Finanzminister hat “größte Zweifel“ an der Zusage des Sozialministers: Das richtige Signal für jüngere Generationen?

Berlin. Ein Medienprofi wie er musste wissen, was er mit solchen Formulierungen elf Wochen vor der Bundestagswahl auslösen würde: Finanzminister Peer Steinbrück (SPD) hat mit scharfer Kritik an der Rentengarantie Teile seiner Partei in Aufregung versetzt und eine neue Grundsatzdebatte vom Zaun gebrochen. Auch wenn sein Sprecher nachher beschwichtigte, der Minister habe sich nicht von der Rentengarantie distanziert, so ließen die Äußerungen Steinbrücks in der "Frankfurter Rundschau" jedenfalls kaum Zweifel daran, was er von dem Beschluss, den sein Parteifreund Olaf Scholz als Sozialminister durchgesetzt hatte, hält - offenbar gar nichts. Er habe "größte Zweifel", ob die Rentengarantie "für nachfolgende Generationen das richtige Signal ist", so Steinbrück in dem Interview, das an jenem Tag erschien, an dem das Gesetz im Bundesrat die letzte Hürde nahm.

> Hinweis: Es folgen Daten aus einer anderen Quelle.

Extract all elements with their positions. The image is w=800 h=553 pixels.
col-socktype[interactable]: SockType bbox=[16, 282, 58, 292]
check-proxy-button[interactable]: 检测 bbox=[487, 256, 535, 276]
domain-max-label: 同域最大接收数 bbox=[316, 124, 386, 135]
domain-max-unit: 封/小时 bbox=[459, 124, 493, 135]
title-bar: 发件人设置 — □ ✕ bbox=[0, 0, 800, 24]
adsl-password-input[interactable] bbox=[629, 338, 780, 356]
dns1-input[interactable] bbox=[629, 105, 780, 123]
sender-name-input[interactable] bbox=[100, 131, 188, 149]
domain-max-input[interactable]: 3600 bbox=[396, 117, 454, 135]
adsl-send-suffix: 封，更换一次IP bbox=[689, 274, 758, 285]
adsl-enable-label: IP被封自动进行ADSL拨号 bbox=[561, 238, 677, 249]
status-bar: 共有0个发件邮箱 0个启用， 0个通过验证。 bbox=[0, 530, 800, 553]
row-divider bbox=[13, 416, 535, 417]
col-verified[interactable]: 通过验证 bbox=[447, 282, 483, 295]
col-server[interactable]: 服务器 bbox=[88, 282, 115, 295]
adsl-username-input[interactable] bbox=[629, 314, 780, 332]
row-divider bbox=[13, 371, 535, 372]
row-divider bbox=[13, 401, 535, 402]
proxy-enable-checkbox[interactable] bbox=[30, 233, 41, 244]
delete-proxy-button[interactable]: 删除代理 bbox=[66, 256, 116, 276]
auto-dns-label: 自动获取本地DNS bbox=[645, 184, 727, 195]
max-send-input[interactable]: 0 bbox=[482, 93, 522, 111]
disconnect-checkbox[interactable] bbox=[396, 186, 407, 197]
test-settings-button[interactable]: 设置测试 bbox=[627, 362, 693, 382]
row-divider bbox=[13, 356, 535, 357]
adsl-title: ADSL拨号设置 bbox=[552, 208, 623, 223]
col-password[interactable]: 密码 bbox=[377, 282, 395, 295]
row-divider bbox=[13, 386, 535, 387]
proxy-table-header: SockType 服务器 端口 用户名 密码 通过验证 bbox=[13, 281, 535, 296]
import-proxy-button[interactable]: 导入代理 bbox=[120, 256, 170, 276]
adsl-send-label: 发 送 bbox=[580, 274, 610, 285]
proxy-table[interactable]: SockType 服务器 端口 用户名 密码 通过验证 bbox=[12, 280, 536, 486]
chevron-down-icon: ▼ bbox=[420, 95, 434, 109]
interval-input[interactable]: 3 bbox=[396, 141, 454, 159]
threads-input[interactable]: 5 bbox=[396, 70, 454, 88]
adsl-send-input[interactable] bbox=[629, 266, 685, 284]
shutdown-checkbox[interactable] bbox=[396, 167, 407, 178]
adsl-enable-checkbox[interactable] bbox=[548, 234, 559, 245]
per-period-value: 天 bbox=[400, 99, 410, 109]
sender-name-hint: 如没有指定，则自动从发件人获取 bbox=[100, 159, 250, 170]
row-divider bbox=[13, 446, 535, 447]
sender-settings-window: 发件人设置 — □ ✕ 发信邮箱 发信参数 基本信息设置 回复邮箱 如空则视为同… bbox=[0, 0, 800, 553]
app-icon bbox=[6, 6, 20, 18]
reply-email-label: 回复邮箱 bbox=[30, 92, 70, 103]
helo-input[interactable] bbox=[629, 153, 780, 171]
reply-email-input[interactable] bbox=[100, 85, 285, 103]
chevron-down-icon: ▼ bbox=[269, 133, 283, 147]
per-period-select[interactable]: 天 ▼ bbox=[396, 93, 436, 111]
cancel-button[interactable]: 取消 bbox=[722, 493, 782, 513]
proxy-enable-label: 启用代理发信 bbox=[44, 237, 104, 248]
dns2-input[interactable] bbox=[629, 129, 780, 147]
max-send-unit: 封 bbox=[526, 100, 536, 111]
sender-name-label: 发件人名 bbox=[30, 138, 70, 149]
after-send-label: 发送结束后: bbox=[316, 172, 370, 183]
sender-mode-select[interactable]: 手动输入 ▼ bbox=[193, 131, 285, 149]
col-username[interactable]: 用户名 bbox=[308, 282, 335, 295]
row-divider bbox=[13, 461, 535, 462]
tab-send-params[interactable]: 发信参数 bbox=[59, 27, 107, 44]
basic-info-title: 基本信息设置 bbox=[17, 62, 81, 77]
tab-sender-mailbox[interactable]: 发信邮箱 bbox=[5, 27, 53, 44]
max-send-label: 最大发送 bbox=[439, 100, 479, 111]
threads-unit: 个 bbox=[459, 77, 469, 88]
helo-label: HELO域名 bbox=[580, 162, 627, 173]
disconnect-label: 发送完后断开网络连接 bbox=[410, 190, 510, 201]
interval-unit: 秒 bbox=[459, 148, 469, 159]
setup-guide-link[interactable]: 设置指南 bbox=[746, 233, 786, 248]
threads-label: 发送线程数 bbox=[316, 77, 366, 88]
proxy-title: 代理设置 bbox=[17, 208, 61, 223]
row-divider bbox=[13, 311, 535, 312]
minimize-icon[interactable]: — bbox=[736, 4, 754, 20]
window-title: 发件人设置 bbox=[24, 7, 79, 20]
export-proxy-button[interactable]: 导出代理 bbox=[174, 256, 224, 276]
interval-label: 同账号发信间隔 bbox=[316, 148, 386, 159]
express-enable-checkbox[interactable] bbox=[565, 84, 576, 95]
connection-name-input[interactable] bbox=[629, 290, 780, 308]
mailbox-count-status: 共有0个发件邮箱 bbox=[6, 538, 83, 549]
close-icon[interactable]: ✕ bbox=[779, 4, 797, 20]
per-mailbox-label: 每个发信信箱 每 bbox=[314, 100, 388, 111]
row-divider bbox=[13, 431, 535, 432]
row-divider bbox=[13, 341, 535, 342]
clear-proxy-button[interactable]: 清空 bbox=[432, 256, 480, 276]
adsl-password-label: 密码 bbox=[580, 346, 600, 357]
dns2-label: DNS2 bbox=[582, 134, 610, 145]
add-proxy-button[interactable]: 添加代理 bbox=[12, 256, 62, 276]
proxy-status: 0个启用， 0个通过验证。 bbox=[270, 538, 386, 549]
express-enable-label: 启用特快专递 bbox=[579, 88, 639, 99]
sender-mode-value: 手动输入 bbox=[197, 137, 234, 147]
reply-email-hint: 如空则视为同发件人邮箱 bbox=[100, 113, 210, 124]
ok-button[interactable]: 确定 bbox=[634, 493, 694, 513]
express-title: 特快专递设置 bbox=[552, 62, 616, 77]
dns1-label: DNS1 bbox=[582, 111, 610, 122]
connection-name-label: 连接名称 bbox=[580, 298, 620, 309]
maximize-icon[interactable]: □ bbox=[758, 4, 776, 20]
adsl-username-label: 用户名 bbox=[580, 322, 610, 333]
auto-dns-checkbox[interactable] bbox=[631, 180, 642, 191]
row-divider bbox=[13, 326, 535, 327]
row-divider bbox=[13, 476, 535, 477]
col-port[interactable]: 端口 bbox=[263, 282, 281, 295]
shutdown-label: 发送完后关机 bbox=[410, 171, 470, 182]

Ungewöhnlich offen kritisierte er auch die Aussetzung des Riester-Faktors durch die Große Koalition, die in diesem Jahr zu einer überproportional hohen Rentensteigerung führt. Der Rentnergeneration gehe es "insgesamt so gut wie niemals einer zuvor", stellte Steinbrück dazu fest. "Die Gekniffenen sind die 25- bis 35-Jährigen, die Kinder in die Welt setzen wollen".

Scholz erklärte in der "Süddeutschen Zeitung", die Garantie wende sich gegen Negativprognosen schlauer Professoren und Institute. "Diesen Panikmachern, die bei vielen Millionen Rentnern Unsicherheit verbreiten, wollen wir mit der eindeutigen Sprache des Gesetzes Einhalt gebieten." Die Rentengarantie soll sicherstellen, dass die Altersbezüge auch bei sinkenden Löhnen nicht angetastet werden.

Einen Dissens zwischen den beiden Ministern gebe es dennoch nicht, versuchten ihre Sprecher der aufkommenden Debatte um eine mögliche Belastung der Beziehung zwischen den Kabinettskollegen die Grundlage zu nehmen. "Die Generationengerechtigkeit liegt uns allen am Herzen", sagte ein Sprecher des Arbeitsministeriums. Scholz fühle sich von Steinbrück "nicht kritisiert". Und im Finanzministerium hieß es, der Minister habe nur auf das "Dilemma" für die Politik hingewiesen, "dass eine Entscheidung, die für eine bestimmte Zielgruppe von Vorteil ist, auch mit Nachteilen erkauft werden muss". Doch dass Steinbrück die Garantie nur aus Gründen der Parteiräson mitgetragen hat, ist in bekannt. Und dass Scholz seinen Vorstoß mit Steinbrück nicht abgesprochen hatte, wird kolportiert.

So oder so - die Debatte um das Thema ist jedenfalls voll entbrannt. "Ich kann Steinbrücks Kritikpunkte intellektuell nicht nachvollziehen", sagte der Sozialexperte der SPD, Karl Lauterbach, auf "Spiegel online". Auch Juso-Chefin Franziska Drohsel stellte sich vor Scholz: "Als Jusos können wir die panische Debatte über die Rentengarantie nicht nachvollziehen. Wir sehen keinen Generationenkonflikt. Vielmehr ist es eine soziale Frage, ob auch ältere Menschen in dieser Gesellschaft menschenwürdig leben können. Deshalb unterstützen wir als Jusos die Rentengarantie von Olaf Scholz", sagte Drohsel dem Abendblatt. Anders äußerte sich der frühere SPD-Arbeitsminister Walter Riester. "Steinbrück hat recht. Die Rentengarantie war in der Sache falsch", sagte er der "Rheinischen Post". Das gesetzliche Verbot von Rentenkürzungen sei eher aus politischen und emotionalen Beweggründen entschieden worden. Heißt im Klartext: weil Wahlkampf ist.